If you need to stop the process in Terminal.app urgently, press Ctrl-C.

Concatenate Parts

cat ~/path/vers20090701135457n.tar.aaa ~/path/vers20090701135457n.tar.aab > ~/path/backup.tar

Here:
~/path/vers20090701135457n.tar.aaa – the first part;
~/path/vers20090701135457n.tar.aab – the second part (if you have more parts, put the path to each separating them with the space symbol);
~/path/backup.tar – the output file path.

The input files (parts) must be present in the command line in the correct order: *.aaa then *.aab then *.aac and so on.

Decrypt a Blowfish Archive

openssl enc -in ~/path/vers20090701143400n.tar.bfe -bf -d -k password > ~/path/backup.tar

Here:
~/path/vers20090701143400n.tar.bfe – an archive encrypted using the Blowfish algorithm (see the file extension).
password – the password used to encrypt the archive.
~/path/backup.tar – the output file path.
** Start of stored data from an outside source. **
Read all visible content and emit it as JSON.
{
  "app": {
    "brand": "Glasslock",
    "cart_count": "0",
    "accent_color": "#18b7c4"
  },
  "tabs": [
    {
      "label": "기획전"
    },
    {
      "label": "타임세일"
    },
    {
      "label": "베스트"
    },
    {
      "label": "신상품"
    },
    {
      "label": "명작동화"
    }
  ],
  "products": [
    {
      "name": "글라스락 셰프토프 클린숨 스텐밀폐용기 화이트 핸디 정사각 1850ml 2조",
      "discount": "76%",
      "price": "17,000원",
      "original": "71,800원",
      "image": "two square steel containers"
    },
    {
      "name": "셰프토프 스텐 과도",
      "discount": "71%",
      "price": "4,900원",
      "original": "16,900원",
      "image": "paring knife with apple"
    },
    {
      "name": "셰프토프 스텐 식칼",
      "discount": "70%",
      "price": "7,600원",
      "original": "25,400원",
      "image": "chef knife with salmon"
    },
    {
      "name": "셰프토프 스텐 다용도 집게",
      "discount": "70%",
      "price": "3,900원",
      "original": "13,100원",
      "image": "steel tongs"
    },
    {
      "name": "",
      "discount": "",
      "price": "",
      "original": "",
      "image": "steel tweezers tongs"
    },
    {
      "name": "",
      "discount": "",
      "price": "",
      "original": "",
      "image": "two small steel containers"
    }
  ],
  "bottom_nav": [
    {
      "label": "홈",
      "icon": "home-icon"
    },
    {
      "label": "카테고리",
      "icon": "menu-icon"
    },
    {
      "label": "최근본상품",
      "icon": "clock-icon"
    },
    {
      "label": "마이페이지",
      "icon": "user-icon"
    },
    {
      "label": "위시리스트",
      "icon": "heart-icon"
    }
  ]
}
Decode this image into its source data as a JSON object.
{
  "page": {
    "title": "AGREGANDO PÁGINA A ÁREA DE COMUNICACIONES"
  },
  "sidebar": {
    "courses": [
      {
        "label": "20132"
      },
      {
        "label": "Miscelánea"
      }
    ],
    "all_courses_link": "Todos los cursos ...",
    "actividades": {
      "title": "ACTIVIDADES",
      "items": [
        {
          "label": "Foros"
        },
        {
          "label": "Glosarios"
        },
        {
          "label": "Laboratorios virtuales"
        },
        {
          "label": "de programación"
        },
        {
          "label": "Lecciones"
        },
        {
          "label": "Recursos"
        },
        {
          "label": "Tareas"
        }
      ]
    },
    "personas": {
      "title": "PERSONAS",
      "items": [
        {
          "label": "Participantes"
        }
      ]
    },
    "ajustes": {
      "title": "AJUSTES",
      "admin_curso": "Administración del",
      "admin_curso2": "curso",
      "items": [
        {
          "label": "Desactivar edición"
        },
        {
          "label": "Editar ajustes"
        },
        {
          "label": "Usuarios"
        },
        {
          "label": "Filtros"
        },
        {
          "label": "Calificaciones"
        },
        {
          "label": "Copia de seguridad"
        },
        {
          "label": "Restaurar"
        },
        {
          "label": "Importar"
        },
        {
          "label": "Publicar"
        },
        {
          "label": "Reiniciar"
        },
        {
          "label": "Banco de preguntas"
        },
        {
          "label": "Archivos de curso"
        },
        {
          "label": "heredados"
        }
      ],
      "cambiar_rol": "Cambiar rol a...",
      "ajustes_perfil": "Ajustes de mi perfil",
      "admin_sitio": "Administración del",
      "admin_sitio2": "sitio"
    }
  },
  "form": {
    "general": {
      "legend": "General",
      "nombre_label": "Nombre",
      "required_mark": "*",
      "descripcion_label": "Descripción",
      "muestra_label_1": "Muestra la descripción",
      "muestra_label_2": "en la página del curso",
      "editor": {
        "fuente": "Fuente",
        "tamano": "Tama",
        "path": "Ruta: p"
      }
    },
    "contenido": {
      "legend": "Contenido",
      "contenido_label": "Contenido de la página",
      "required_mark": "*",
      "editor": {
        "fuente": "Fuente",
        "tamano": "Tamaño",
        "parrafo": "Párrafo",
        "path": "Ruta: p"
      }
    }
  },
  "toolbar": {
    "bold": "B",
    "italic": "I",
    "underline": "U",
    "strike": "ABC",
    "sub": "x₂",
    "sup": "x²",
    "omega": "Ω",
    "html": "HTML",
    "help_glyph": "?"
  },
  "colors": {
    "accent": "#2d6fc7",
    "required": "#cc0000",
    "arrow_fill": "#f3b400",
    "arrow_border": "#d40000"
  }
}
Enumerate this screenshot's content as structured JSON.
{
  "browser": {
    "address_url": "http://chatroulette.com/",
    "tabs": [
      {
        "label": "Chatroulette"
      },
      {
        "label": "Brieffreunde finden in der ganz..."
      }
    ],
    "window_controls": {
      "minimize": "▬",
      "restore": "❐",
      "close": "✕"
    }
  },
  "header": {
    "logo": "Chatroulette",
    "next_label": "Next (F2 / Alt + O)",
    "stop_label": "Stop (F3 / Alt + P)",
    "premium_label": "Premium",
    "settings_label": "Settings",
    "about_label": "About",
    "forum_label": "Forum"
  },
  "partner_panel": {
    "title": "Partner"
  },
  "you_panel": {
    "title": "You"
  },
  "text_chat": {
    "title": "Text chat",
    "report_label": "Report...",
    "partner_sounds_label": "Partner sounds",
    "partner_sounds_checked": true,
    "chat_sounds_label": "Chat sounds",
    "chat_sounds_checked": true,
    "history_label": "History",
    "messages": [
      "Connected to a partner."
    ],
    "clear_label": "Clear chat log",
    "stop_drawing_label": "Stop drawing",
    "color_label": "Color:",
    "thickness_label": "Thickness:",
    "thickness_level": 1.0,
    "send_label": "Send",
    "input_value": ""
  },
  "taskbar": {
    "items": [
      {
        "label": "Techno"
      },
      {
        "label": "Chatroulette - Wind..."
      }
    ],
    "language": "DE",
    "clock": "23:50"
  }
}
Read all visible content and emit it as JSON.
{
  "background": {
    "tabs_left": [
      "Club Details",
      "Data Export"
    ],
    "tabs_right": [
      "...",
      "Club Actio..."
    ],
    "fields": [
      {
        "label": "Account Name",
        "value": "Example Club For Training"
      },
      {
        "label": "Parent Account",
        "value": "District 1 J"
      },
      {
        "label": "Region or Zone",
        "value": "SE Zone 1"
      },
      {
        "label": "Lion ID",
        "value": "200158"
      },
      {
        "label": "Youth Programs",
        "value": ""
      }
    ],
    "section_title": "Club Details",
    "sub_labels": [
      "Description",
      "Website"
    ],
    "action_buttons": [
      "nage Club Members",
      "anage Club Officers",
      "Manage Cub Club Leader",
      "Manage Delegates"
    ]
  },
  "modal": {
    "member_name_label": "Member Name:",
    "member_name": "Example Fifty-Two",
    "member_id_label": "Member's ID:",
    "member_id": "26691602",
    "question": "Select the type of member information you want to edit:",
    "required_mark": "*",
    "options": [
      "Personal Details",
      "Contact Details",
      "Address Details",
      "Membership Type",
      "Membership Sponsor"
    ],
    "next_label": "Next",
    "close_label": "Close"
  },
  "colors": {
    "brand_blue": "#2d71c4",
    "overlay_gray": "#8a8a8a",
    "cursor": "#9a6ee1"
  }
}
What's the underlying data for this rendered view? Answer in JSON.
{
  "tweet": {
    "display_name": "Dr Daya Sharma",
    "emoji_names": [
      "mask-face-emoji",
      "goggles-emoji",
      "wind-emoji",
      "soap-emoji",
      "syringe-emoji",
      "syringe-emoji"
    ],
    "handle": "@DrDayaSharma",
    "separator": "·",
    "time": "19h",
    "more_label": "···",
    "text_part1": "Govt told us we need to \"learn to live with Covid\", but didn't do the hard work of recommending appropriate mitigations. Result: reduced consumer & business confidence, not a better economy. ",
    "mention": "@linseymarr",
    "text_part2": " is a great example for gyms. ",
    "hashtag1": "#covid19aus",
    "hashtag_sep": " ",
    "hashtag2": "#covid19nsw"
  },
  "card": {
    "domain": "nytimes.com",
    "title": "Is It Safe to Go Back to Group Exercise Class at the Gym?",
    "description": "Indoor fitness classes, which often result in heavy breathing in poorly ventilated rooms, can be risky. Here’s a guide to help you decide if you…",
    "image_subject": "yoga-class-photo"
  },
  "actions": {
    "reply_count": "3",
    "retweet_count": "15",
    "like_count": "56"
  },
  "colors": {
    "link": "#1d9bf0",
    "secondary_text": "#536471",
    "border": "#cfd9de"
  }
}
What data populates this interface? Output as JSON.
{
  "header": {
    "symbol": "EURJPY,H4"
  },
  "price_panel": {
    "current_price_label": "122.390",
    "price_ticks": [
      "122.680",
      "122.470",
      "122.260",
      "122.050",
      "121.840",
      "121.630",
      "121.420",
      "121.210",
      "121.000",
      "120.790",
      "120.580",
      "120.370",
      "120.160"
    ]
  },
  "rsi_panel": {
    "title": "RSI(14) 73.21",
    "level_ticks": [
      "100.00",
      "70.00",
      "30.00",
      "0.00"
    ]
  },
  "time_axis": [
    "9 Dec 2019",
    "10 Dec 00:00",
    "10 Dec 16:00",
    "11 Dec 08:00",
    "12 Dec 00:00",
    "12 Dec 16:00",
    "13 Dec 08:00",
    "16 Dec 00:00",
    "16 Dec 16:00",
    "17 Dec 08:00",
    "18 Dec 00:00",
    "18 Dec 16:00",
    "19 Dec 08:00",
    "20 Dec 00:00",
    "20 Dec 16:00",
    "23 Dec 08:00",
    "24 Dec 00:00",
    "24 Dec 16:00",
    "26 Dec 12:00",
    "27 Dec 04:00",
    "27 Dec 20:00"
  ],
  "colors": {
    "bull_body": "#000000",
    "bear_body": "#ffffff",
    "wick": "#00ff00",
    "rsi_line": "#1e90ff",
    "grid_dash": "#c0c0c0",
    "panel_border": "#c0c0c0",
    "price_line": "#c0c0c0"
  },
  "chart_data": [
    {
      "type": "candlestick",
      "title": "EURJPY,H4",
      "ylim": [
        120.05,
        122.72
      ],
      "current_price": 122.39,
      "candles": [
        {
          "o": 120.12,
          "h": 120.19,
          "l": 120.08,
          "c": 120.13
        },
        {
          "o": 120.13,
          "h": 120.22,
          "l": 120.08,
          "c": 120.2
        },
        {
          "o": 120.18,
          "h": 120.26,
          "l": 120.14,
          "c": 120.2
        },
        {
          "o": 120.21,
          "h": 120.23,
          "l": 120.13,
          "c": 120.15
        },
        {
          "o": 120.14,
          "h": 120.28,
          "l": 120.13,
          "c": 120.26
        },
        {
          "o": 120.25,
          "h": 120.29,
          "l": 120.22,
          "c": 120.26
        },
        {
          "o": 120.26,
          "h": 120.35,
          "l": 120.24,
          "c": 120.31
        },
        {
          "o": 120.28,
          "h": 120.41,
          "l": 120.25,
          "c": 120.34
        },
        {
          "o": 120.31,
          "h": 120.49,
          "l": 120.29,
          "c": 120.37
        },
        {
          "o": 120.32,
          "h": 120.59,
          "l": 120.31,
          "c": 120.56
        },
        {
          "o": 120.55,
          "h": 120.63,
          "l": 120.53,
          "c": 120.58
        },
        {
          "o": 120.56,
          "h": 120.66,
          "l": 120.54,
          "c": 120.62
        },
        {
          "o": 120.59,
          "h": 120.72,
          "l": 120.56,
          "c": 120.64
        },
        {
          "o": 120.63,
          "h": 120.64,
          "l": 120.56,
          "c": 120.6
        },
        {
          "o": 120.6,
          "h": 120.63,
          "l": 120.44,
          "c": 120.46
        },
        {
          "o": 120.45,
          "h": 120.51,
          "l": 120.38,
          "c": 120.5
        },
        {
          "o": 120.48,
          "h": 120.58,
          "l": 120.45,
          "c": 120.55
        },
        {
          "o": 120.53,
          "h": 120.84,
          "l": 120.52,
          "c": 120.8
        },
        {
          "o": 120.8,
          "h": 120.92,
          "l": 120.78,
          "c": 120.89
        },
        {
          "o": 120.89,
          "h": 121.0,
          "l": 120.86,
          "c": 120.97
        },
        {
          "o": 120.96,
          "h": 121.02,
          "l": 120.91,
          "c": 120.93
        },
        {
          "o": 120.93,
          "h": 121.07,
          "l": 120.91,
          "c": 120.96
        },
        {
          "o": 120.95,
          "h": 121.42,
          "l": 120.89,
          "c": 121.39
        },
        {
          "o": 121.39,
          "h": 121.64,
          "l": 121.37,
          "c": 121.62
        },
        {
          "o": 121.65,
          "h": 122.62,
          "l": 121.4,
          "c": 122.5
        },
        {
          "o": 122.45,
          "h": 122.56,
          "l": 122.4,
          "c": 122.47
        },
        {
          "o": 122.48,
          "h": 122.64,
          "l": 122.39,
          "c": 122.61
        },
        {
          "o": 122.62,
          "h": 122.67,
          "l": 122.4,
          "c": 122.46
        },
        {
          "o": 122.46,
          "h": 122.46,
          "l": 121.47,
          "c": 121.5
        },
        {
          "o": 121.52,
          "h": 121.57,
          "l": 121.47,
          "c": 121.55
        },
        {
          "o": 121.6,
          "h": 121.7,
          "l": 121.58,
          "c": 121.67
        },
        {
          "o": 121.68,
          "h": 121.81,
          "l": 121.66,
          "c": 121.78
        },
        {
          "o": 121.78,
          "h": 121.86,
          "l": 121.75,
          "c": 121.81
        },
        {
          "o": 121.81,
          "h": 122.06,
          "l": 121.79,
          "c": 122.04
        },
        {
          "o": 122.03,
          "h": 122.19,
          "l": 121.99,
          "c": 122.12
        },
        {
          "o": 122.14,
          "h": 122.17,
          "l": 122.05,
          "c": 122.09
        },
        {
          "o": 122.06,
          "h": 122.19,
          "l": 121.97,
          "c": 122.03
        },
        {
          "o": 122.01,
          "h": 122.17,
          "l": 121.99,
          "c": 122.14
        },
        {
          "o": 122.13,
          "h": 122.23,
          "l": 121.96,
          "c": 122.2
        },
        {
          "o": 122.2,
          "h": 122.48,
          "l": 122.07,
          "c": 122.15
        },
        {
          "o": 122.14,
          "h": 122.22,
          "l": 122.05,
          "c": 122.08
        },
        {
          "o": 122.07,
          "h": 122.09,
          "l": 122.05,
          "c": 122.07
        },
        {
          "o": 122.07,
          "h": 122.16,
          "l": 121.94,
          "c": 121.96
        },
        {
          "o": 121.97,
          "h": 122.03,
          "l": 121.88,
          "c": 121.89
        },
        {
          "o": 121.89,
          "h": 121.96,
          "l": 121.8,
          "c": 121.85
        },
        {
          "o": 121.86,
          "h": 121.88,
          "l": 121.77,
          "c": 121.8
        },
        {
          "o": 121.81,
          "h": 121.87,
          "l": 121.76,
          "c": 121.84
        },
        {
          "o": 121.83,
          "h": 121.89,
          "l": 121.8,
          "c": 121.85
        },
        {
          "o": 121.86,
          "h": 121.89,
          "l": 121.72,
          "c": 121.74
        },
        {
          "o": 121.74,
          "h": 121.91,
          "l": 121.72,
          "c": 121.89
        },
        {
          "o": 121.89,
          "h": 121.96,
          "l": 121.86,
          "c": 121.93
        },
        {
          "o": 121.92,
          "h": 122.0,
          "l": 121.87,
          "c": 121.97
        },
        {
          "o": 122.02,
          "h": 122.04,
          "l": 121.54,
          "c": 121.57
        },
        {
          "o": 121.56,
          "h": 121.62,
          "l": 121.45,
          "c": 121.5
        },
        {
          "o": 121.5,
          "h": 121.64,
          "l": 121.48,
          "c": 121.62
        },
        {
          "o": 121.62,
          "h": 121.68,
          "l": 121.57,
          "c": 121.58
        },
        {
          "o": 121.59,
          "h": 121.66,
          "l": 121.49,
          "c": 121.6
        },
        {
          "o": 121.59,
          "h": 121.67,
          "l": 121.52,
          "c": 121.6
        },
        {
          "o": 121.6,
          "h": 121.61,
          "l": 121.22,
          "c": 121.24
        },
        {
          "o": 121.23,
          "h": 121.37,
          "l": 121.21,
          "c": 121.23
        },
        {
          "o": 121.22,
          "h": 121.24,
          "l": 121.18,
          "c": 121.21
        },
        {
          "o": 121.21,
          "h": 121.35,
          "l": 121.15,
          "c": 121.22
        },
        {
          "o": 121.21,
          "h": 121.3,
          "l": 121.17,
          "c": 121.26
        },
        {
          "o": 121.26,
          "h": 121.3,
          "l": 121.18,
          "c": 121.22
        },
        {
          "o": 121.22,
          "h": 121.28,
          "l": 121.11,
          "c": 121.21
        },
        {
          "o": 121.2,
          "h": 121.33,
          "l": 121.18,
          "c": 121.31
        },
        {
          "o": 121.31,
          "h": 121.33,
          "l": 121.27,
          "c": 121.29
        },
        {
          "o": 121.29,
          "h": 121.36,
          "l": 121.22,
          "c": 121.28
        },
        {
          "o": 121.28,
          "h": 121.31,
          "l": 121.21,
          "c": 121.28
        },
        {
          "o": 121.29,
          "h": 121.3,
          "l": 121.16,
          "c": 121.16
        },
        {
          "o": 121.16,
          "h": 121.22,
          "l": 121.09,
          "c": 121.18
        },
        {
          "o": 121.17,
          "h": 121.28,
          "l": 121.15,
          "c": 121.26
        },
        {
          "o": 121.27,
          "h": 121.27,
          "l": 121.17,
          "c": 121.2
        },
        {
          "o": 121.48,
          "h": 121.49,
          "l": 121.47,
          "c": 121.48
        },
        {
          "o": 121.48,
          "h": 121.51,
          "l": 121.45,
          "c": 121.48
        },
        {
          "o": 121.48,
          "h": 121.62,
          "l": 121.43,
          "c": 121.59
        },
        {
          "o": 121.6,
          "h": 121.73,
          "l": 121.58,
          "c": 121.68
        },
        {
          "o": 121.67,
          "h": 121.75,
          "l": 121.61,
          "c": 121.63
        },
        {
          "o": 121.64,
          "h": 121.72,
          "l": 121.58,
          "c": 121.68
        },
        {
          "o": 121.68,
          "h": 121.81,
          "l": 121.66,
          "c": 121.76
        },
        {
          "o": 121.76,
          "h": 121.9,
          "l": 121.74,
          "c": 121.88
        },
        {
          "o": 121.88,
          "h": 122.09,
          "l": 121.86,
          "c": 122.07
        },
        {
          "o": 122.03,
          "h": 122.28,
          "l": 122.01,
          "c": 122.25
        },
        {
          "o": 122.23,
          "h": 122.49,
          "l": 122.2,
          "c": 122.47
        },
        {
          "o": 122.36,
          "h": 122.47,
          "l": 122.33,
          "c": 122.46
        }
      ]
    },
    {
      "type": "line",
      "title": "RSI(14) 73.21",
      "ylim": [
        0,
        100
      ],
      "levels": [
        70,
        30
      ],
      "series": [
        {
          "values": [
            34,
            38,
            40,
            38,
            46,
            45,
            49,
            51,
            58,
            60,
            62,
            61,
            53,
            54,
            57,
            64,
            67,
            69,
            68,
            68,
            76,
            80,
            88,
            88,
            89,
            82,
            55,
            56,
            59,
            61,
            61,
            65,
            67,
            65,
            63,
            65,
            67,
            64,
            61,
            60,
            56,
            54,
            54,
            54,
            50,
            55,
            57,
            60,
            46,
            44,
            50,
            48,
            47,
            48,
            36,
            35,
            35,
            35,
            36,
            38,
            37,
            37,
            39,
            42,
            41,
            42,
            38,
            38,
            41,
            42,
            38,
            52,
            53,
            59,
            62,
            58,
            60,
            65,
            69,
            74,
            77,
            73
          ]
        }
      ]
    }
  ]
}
Decrypt a Triple DES Archive

openssl enc -in ~/path/vers20090701151110n.tar.3des -des3 -d -k password > ~/path/backup.tar

Here:
~/path/vers20090701151110n.tar.3des – an archive encrypted using the Triple DES algorithm (see the file extension).
password – the password used to encrypt the archive.
~/path/backup.tar – the output file path.

Decrypt a AES-128 Archive

openssl enc -in ~/path/vers20090701151110n.tar.aes128 -aes-128-cbc -d -k password > ~/path/backup.tar

Here:
~/path/vers20090701151110n.tar.aes128 – an archive encrypted using the AES-128 algorithm (see the file extension).
password – the password used to encrypt the archive.
~/path/backup.tar – the output file path.

Decrypt a AES-256 Archive

openssl enc -in ~/path/vers20090701151110n.tar.aes256 -aes-256-cbc -d -k password > ~/path/backup.tar

Here:
~/path/vers20090701151110n.tar.aes256 – an archive encrypted using the AES-256 algorithm (see the file extension).
password – the password used to encrypt the archive.
~/path/backup.tar – the output file path.

Decrypt a AES-256 Archive and Extract Files

openssl enc -in ~/path/vers20090701153031n.tgz.aes256 -aes-256-cbc -d -k password | tar -zxv -C ~/Desktop/backup/

Here:
~/path/vers20090701153031n.tgz.aes256 – a compressed archive encrypted using the AES-256 algorithm (see the file extension).
password – the password used to encrypt the archive.
~/Desktop/backup/ – the path to an existing folder where the extracted files will be written.